On the other hand the holidays are a depressing, stressful time when people try to fill an emptiness with food.

From Thanksgiving to New Year people typically gain about 15 pounds. It will take 3-4 months to realistically take off and keep off the weight Greenside said.

“Recognize we supersize portions of everything, even at home,” she said.

Most food portions should be no larger than a tennis ball and meat portions should be about the size of your palm.

People should also read nutrition labels to find out what is considered a portion. A bowl of ice cream may well be three or four servings.

During the holidays people can follow one simple rule: eat half portions.

“If you put crude oil into your car’s engine it’s not going to run well, if you put junk food into your body it can’t burn calories efficiently,” Greenside said.

She recommends following the food group pyramid, with six portions of grains, three portions of fruit, limitless vegetables, about six ounces of meat and one or two servings of dairy a day. After all that is met then the person can squeeze in a smidgen of desserts, alcohol and the like — what Greenside calls the “sixth dimension.”

Brose, who expects an influx of gym goers in January, recommends working in three 15-minute exercise sessions in a day if a 45-minute workout is impossible.
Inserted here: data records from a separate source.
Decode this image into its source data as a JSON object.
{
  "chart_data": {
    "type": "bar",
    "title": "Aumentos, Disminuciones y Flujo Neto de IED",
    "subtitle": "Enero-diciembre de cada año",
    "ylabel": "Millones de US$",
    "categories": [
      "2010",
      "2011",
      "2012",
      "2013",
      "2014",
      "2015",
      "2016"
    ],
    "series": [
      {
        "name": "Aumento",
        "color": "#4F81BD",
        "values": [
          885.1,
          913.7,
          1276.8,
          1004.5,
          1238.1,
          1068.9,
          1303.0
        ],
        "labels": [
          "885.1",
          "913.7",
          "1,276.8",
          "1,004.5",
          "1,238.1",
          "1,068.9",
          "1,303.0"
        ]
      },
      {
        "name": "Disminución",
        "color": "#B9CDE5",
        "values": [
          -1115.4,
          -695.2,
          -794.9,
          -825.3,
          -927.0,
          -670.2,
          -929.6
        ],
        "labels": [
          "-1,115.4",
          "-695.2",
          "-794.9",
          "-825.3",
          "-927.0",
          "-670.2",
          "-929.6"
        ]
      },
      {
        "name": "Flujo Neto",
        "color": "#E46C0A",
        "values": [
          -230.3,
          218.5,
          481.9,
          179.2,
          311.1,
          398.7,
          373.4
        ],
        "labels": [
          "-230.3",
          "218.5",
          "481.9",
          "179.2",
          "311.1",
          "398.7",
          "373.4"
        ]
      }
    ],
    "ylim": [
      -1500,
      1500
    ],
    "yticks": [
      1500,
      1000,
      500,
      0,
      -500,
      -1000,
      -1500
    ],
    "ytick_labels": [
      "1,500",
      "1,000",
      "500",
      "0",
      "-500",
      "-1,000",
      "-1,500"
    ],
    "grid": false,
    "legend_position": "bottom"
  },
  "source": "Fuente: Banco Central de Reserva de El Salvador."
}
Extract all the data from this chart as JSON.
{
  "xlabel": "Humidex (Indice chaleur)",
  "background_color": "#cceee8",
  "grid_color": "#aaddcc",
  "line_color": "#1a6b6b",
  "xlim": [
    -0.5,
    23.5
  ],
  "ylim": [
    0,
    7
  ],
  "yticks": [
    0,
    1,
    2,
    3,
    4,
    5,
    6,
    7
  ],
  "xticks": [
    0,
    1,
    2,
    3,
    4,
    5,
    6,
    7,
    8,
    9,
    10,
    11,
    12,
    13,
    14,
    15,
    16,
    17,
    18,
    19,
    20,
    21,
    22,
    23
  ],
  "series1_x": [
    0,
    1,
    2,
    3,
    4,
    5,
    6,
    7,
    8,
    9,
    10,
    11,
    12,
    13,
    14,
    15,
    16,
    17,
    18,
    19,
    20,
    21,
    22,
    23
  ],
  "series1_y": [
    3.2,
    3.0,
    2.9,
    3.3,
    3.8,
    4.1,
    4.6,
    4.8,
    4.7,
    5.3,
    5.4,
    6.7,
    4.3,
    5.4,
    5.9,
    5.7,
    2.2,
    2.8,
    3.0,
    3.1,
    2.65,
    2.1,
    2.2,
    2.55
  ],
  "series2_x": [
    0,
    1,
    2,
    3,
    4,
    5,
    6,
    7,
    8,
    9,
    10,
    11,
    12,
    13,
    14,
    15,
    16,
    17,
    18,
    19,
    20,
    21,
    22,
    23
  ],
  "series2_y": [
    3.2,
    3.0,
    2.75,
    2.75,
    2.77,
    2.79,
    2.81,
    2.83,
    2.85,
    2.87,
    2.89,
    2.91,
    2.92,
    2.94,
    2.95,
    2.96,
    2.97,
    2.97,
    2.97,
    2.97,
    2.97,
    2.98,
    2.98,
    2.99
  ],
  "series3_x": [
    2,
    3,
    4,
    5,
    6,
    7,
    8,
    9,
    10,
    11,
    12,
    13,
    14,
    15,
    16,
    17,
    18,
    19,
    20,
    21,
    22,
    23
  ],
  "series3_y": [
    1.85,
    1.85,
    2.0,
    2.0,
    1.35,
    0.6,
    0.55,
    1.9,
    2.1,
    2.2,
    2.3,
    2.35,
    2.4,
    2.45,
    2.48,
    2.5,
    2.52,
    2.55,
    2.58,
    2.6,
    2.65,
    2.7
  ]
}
Park the car far from your destination, walk an extra lap at a mall she suggested.

Both women agree diet and exercise goals should be specific in order to be attained.

“You might know where you are going, but you also want to know what road you are going to take and how long the road is,” Greenside said.

Brose recommends setting long and short term goals. For instance a long term goal may be running a half marathon. In the short term you just want to fit into your pants.

“People should take it day by day,” she said. Too often the New Year’s enthusiasm peters out by March and people give up exercise. At minimum people should do about 25 minutes of aerobic activity three days a week Brose said.

Greenside suggests setting a daily, then long term reward for achieving the goals. A wellness partner, someone who can share your goals and give pep talks along the way, is also helpful.

Reaching fitness goals for the most part is up to the person. Life’s priorities compete for time and energy, Greenside said. It’s up to every person to decide where their health comes in.

People should ask themselves “Without my health what can I do,” she said.